Plegamiento de Proteínas: Medición del Tiempo de Transición

by Editor de Tecnologia marzo 9, 2026
written by Editor de Tecnologia

It can take less than a microsecond for proteins (artist’s impression) to fold into their 3D shapes.Credit: Christoph Burgstedt/Science Photo Library

Científicos han realizado algunas de las primeras mediciones directas del tiempo que tarda una proteína individual y ordinaria en plegarse. Los resultados sorprendieron: no encontraron relación entre la secuencia o el tamaño de una proteína y el tiempo que tarda en adoptar su forma tridimensional. Además, las proteínas parecen plegarse de manera más eficiente que otras biomoléculas, como el ADN, a pesar de tener componentes más complejos. El trabajo fue publicado hoy en Physical Review Letters1.

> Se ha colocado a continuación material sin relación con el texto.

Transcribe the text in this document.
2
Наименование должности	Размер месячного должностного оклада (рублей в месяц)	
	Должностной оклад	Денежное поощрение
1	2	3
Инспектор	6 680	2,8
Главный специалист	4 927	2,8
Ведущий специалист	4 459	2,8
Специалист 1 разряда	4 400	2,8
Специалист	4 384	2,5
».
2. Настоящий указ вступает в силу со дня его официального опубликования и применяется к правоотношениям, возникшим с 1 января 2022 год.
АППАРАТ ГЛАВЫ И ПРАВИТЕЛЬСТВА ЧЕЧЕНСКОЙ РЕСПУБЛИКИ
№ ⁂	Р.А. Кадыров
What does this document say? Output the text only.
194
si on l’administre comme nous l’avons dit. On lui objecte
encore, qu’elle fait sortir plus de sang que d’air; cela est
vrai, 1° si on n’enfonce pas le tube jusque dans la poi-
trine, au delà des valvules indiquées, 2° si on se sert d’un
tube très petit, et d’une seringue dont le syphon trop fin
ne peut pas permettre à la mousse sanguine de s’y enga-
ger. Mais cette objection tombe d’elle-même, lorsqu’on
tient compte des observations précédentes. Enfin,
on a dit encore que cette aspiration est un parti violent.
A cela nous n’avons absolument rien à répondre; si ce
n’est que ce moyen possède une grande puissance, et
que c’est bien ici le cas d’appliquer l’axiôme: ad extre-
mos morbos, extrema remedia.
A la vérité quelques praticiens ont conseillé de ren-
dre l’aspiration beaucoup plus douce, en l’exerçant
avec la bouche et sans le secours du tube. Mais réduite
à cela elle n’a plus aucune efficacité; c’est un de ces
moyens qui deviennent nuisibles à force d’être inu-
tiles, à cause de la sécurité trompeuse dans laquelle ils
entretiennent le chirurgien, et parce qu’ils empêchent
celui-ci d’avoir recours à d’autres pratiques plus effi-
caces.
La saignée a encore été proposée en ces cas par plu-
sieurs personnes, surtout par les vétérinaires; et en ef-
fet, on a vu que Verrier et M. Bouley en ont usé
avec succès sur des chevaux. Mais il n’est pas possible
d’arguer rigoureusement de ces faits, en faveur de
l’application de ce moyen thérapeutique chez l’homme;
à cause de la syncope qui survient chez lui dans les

‘Dark proteins’ hiding in our cells could hold clues to cancer and other diseases

Las funciones de las proteínas están estrechamente ligadas a sus estructuras tridimensionales, a menudo complejas. Algunas poseen cavidades o protuberancias especializadas que les permiten unirse a receptores celulares para enviar mensajes, por ejemplo. Pero, independientemente de lo intrincado que sea su diseño final, una proteína comienza como una cadena de aminoácidos, “como un largo fideo de espagueti” que puede plegarse de innumerables maneras, explica Hoi Sung Chung, coautor del estudio y biofísico del Instituto Nacional de Diabetes y Enfermedades Digestivas y Renales en Bethesda, Maryland. Las proteínas que se pliegan incorrectamente o de forma incompleta pueden provocar disfunción, enfermedad o toxicidad, por lo que los científicos buscan comprender los detalles del proceso de plegamiento.

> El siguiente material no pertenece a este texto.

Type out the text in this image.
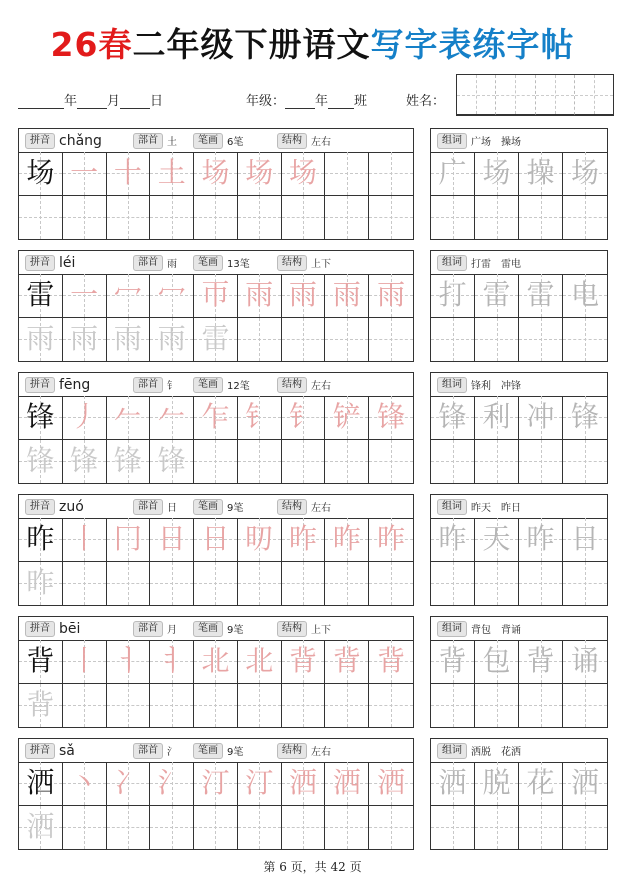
26春二年级下册语文写字表练字帖
年 月 日	年级： 年 班	姓名：
拼音 chǎng	部首 土	笔画 6笔	结构 左右
场 一 十 土 场 场 场
组词 广场　操场
广 场 操 场
拼音 léi	部首 雨	笔画 13笔	结构 上下
雷 一 冖 冖 帀 雨 雨 雨 雨
雨 雨 雨 雨 雷
组词 打雷　雷电
打 雷 雷 电
拼音 fēng	部首 钅	笔画 12笔	结构 左右
锋 丿 𠂉 𠂉 乍 钅 钅 铲 锋
锋 锋 锋 锋
组词 锋利　冲锋
锋 利 冲 锋
拼音 zuó	部首 日	笔画 9笔	结构 左右
昨 丨 冂 日 日 旫 昨 昨 昨
昨
组词 昨天　昨日
昨 天 昨 日
拼音 bēi	部首 月	笔画 9笔	结构 上下
背 丨 ㅓ ㅕ 北 北 背 背 背
背
组词 背包　背诵
背 包 背 诵
拼音 sǎ	部首 氵	笔画 9笔	结构 左右
洒 丶 冫 氵 汀 汀 洒 洒 洒
洒
组词 洒脱　花洒
洒 脱 花 洒
第 6 页，共 42 页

Moléculas de proteínas idénticas flotando en un vaso de precipitados alcanzarán su estructura tridimensional final en diferentes momentos, cada una realizando muchos intentos fallidos en el camino. Los científicos saben cuánto tiempo tarda generalmente todo el proceso de plegamiento, incluidos esos intentos fallidos. Pero hasta ahora, ha sido esencialmente imposible medir la duración del acto de plegamiento en sí, esta carrera se llama tiempo de transición.

No parpadees

Este período de transición es muy breve y debe estudiarse en moléculas individuales. Hasta ahora, los científicos han vislumbrado el proceso de plegamiento ralentizándolo artificialmente o observando proteínas inusuales que se pliegan a un ritmo lento.

El grupo de Chung capturó el período de transición directamente mejorando la resolución temporal de un método llamado espectroscopía de fluorescencia de molécula única. Utilizando esta técnica, los científicos pueden evaluar la dinámica de moléculas marcadas con tinte midiendo su fluorescencia.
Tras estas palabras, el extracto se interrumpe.